At least I’m not in active treatment. I know people around the country who’s insurers suddenly have dropped their doctors/hospitals. I know some who are in the middle of treatment and have had to switch to an unknown doctor, or drive more than an hour further for a covered doctor.
With my premium increase, I had been considering changing plans. But I worried about a new plan covering everything. I know too many people who check to make sure their insurance covers their cancer doctors, only to find out later that it doesn’t.
Now Aetna has made my decision for me – I’m looking for other insurance. The problem I’ve encountered so far is that I’m an individual and almost no one offers individual plans in New York. There seems to be a virtual monopoly. In response to my inquiries, I’ve gotten calls from brokers offering me plans that are not insurance, but rather contracted discount rates with certain doctors (but they can’t tell me what doctors are actually part of their network). And all the brokers, upon hearing that I want actual insurance and that I’m an individual, inform me they have nothing to offer. “New York is difficult, and you’re just one individual.”
I said in my original post of this series that this would not be an insurance-bashing festival. I’m trying. But Aetna is making it very difficult to keep this from degenerating into an Aetna-bashing fest.

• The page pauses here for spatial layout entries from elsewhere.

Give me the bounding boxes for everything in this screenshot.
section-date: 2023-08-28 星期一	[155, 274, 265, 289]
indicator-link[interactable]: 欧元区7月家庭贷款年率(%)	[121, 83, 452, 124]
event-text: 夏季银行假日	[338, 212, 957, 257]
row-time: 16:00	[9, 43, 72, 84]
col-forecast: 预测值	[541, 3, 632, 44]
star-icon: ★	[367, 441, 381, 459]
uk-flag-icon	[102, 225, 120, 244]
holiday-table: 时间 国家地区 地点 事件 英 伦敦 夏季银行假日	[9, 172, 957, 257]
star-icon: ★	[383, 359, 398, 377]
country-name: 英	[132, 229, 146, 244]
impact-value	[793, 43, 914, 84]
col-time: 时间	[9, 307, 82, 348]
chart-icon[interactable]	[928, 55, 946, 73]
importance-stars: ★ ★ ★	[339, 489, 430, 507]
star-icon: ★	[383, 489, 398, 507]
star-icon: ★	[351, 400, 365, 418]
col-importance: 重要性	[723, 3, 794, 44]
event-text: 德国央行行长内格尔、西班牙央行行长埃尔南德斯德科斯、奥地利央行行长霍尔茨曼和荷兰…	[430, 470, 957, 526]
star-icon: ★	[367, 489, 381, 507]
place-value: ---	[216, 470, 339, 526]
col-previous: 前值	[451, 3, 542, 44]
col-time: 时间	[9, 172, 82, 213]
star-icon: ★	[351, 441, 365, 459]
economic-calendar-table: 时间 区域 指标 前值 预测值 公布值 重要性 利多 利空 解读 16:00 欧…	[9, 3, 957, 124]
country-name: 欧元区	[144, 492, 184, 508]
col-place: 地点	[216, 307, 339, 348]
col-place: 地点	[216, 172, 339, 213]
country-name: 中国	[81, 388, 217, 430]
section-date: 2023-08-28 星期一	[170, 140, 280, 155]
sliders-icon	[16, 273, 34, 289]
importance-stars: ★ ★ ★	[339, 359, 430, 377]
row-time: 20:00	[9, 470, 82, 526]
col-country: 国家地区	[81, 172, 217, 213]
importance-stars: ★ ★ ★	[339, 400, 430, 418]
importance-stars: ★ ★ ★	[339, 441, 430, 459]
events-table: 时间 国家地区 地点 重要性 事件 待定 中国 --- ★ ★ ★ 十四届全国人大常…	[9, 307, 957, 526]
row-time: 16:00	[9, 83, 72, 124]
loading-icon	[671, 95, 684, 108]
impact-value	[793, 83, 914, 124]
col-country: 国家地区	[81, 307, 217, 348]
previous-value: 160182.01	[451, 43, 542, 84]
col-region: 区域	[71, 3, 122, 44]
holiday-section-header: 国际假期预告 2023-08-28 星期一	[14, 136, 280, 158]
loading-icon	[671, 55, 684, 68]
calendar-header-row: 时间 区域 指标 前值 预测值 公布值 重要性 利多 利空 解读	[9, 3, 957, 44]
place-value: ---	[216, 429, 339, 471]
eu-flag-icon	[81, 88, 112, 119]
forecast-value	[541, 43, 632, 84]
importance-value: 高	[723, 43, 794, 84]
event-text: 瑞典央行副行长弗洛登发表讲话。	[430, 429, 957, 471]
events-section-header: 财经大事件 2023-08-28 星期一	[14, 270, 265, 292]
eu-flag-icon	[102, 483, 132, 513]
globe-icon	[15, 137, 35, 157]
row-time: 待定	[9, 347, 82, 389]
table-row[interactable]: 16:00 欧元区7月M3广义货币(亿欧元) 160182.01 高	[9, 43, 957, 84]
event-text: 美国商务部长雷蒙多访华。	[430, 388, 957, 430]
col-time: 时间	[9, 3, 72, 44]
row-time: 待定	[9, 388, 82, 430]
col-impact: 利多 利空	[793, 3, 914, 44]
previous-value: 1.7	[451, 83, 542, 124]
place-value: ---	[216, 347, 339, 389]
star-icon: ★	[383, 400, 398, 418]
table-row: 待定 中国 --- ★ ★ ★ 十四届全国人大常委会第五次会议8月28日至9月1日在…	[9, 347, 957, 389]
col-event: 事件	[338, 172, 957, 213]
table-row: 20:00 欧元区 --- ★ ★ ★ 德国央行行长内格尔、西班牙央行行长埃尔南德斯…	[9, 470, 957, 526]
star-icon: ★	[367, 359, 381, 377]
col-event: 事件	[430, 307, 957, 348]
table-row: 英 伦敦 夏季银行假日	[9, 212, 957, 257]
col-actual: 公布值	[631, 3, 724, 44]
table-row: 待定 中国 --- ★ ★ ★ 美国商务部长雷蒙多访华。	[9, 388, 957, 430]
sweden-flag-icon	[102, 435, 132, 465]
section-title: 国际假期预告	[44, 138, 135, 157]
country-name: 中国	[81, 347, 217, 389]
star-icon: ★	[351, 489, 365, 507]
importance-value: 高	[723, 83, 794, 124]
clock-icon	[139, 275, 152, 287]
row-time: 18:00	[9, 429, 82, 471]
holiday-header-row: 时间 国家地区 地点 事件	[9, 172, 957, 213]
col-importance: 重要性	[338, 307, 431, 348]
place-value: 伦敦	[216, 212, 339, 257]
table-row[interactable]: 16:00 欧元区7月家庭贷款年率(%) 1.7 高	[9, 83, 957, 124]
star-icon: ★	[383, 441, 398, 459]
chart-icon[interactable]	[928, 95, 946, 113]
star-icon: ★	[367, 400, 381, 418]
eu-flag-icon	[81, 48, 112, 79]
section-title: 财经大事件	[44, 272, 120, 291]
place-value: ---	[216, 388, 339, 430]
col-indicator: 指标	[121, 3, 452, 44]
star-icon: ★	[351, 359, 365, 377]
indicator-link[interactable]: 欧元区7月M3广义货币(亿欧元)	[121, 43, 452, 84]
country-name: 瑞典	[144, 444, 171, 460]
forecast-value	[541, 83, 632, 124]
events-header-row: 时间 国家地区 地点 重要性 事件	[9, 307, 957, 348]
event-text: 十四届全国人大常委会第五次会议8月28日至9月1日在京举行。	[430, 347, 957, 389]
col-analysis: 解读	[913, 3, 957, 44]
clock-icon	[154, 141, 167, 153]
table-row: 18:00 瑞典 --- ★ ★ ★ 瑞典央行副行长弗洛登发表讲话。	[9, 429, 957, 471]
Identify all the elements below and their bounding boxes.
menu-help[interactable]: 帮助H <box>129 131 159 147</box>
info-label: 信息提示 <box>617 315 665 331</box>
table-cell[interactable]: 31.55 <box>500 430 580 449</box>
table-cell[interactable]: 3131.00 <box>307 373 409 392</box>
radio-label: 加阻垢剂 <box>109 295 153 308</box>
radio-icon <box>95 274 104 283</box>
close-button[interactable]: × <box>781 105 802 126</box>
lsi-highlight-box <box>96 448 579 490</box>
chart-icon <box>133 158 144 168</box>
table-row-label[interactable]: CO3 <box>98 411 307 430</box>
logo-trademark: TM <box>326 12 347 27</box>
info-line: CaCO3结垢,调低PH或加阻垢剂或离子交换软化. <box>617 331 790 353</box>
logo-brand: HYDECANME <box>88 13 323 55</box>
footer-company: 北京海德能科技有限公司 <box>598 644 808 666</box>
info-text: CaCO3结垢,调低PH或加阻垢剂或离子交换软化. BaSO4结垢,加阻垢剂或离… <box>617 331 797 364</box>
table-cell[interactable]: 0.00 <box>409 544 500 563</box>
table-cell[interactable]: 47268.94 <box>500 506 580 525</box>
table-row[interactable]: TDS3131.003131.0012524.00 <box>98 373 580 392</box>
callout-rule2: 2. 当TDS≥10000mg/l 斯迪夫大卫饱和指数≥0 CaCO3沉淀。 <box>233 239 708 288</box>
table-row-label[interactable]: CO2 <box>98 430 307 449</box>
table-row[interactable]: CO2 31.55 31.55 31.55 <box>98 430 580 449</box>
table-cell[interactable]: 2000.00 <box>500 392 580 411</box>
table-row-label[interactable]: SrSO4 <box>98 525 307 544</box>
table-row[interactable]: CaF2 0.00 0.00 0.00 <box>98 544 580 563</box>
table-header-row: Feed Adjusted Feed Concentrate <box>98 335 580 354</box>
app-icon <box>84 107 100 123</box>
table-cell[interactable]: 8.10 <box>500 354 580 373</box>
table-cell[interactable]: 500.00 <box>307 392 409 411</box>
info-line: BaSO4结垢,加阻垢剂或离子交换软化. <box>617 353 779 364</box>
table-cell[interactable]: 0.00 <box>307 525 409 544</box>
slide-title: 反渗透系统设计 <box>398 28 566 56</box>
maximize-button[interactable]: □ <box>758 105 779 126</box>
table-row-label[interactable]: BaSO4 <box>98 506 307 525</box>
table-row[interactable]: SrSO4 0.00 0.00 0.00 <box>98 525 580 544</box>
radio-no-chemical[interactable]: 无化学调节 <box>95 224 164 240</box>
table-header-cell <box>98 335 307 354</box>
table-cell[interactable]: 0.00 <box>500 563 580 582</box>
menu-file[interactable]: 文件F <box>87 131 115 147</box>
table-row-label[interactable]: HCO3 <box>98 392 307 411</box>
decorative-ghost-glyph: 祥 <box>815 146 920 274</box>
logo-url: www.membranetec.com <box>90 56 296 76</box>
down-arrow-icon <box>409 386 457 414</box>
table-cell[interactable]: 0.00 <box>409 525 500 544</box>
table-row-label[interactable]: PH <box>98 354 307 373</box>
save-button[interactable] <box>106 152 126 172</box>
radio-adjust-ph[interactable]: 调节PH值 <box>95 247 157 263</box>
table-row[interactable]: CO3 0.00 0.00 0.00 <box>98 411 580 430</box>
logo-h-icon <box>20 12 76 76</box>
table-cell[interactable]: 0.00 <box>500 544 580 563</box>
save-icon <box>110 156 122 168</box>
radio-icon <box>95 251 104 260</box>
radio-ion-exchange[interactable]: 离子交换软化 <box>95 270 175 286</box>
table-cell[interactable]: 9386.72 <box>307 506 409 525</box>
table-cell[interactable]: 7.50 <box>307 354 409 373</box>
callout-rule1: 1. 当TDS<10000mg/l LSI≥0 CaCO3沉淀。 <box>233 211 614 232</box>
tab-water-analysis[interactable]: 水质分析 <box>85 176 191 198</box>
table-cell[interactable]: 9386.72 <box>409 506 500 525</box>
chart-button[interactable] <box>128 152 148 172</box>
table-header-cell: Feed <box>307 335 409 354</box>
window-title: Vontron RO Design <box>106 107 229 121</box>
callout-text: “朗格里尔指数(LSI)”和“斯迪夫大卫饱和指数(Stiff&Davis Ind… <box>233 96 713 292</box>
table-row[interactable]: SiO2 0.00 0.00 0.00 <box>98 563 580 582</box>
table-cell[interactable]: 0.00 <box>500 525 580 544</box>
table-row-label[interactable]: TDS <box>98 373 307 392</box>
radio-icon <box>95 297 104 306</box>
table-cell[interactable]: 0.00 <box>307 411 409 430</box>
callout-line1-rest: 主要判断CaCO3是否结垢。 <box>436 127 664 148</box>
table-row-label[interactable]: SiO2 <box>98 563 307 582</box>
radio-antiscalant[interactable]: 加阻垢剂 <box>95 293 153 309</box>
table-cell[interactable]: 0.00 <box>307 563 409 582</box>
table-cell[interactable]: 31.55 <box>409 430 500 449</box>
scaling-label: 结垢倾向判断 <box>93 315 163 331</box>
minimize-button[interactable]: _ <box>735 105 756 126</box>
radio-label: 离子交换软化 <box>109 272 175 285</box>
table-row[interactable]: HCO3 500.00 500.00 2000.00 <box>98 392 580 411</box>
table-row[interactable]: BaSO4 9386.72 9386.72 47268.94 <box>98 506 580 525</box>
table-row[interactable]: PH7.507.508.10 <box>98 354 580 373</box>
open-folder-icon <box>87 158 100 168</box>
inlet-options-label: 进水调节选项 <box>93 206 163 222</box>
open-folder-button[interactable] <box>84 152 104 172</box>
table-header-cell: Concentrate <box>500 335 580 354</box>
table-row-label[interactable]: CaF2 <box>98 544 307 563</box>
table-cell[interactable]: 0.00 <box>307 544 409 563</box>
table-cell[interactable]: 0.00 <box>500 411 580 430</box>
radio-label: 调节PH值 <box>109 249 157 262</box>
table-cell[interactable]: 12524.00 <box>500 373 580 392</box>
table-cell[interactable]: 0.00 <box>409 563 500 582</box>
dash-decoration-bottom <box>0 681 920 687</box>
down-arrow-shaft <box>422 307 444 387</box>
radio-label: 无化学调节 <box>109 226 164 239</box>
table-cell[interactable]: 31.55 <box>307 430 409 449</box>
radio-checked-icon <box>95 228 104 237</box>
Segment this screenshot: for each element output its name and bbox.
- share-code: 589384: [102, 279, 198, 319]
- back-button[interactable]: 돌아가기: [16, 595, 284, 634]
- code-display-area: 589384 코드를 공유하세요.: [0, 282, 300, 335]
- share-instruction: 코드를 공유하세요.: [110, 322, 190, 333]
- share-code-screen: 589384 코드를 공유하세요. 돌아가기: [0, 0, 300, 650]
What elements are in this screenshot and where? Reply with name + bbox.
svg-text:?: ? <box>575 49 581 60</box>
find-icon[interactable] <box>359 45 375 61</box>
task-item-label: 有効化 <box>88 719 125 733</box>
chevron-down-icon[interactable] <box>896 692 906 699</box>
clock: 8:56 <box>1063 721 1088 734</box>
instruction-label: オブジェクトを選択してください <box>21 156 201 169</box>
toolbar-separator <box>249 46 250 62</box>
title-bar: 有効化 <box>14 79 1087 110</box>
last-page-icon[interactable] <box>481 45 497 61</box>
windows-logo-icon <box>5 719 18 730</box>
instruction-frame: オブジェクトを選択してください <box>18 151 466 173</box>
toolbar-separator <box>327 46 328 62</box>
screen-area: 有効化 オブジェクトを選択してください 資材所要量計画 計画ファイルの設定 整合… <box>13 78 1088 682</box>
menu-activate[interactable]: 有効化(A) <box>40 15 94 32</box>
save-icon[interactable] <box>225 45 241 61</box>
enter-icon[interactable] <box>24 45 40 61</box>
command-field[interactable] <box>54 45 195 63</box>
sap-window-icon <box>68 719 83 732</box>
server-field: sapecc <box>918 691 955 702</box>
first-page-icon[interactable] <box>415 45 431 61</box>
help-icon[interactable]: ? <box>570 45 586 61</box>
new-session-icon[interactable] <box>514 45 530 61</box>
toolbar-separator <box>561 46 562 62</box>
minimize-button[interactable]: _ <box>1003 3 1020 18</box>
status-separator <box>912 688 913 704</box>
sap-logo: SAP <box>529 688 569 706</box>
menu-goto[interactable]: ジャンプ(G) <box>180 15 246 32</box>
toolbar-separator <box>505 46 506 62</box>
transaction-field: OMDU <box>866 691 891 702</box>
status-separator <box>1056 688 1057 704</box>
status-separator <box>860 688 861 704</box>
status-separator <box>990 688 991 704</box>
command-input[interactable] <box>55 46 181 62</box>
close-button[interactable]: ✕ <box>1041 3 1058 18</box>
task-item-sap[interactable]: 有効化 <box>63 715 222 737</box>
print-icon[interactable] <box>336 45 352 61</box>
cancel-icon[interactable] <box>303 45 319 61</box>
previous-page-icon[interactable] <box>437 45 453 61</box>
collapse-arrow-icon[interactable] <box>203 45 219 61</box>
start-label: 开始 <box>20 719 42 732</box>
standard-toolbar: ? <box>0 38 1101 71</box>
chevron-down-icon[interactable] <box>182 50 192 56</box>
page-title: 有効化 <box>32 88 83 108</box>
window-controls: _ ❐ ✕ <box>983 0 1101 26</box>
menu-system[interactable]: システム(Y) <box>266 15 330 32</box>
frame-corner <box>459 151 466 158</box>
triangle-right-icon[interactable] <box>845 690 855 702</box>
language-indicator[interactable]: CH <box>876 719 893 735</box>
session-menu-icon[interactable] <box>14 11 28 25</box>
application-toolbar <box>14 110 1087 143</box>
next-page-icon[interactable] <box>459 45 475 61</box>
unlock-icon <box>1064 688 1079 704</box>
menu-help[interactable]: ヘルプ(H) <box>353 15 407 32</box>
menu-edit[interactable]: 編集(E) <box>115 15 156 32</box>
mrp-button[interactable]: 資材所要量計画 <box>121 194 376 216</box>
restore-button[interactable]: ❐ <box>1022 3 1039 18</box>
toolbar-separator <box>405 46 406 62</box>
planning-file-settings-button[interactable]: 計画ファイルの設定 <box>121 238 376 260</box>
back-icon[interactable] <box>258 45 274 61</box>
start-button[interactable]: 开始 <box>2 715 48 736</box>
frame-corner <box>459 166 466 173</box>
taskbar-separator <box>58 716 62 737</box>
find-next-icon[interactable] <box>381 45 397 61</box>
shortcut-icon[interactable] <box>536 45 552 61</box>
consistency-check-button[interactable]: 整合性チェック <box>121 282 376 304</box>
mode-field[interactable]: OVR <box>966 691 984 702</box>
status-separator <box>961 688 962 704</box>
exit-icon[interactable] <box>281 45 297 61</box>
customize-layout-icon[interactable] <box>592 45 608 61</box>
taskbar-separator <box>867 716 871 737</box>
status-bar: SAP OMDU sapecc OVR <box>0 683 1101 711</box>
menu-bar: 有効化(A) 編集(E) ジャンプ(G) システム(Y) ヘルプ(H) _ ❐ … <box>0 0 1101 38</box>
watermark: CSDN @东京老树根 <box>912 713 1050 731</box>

From Aetna’s website: We believe we can help create a better health care system. This belief drives our daily decisions as one of the nation’s leading health care benefits companies. We help people achieve health and financial security by providing easy access to cost-effective, high-quality health care.
Aetna raised my (and many others’) premium over 35% a month ago. Aetna’s CEO, Ron Williams, says if people are seeing large increases, it’s because medical costs are going up that much. My records, from Aetna, do not indicate large increases from my doctors or hospitals. I don’t believe the billing rate for my cancer doctors has changed since I’ve been with them (and I’m thinking, since they worked so hard and were so successful in keeping me alive, if anyone deserves a raise, it’s them!). According to Aetna’s own SEC filings, downloaded from their website, Aetna’s medical costs have only gone up around 15%.
If this weren’t so infuriating, it would just be ironic because I am actually exactly who Mr. Williams and other insurance executives say they want as customers. They want customers who are young and healthy and pay their bills, not people who wait until they’re sick to sign up.
I was in my mid-20s when I signed up. I was healthy, took very good care of myself, didn’t run to the doctor for every little cold, and I always paid my bill. Alright, I believe once I was late paying because I was traveling. Aetna gave me a pass that time since it was such an aberration. (that was back before this new crop of executives signed on – I wonder if they would be so understanding now?) True, I was unlucky enough to get run down by a bad taxi driver and then got breast cancer. But the business of insurance is about risk, isn’t it? That’s why they want more young, healthy customers, to lower the overall risk. On paper, I was exactly who they wanted. Since my treatment, I continue to take very good care of myself – after all, I do believe in personal responsibility. And I have been blessedly NED (no evidence of disease).
At this point, I must question Mr. Williams’, Mr. Zubretsky’s (CFO), and Mr. Berolini’s (President) strategic business plan for Aetna. If, in fact, you are in the business of insurance, which is all about risk, don’t you want to encourage your ideal customer to join you? Don’t you want more of your ideal customers – the customers who are young, healthy, responsible people? How, precisely, do you plan to attract more of those customers when you treat those of us who were exactly what you wanted with such callous disregard? Is this the better health system? For whom?
Again, I ask the shareholders of Aetna, what is your plan? Surely, you do plan to short your Aetna stock, right? I mean, is this in any way a sustainable business plan? The decisions of the executives you pay so handsomely (some might call obscenely) are bankrupting your current customers or driving them away. And those decisions are driving away potential new customers as well. How is this a good business model? Please explain.
To anyone else out there, got any good insurance suggestions?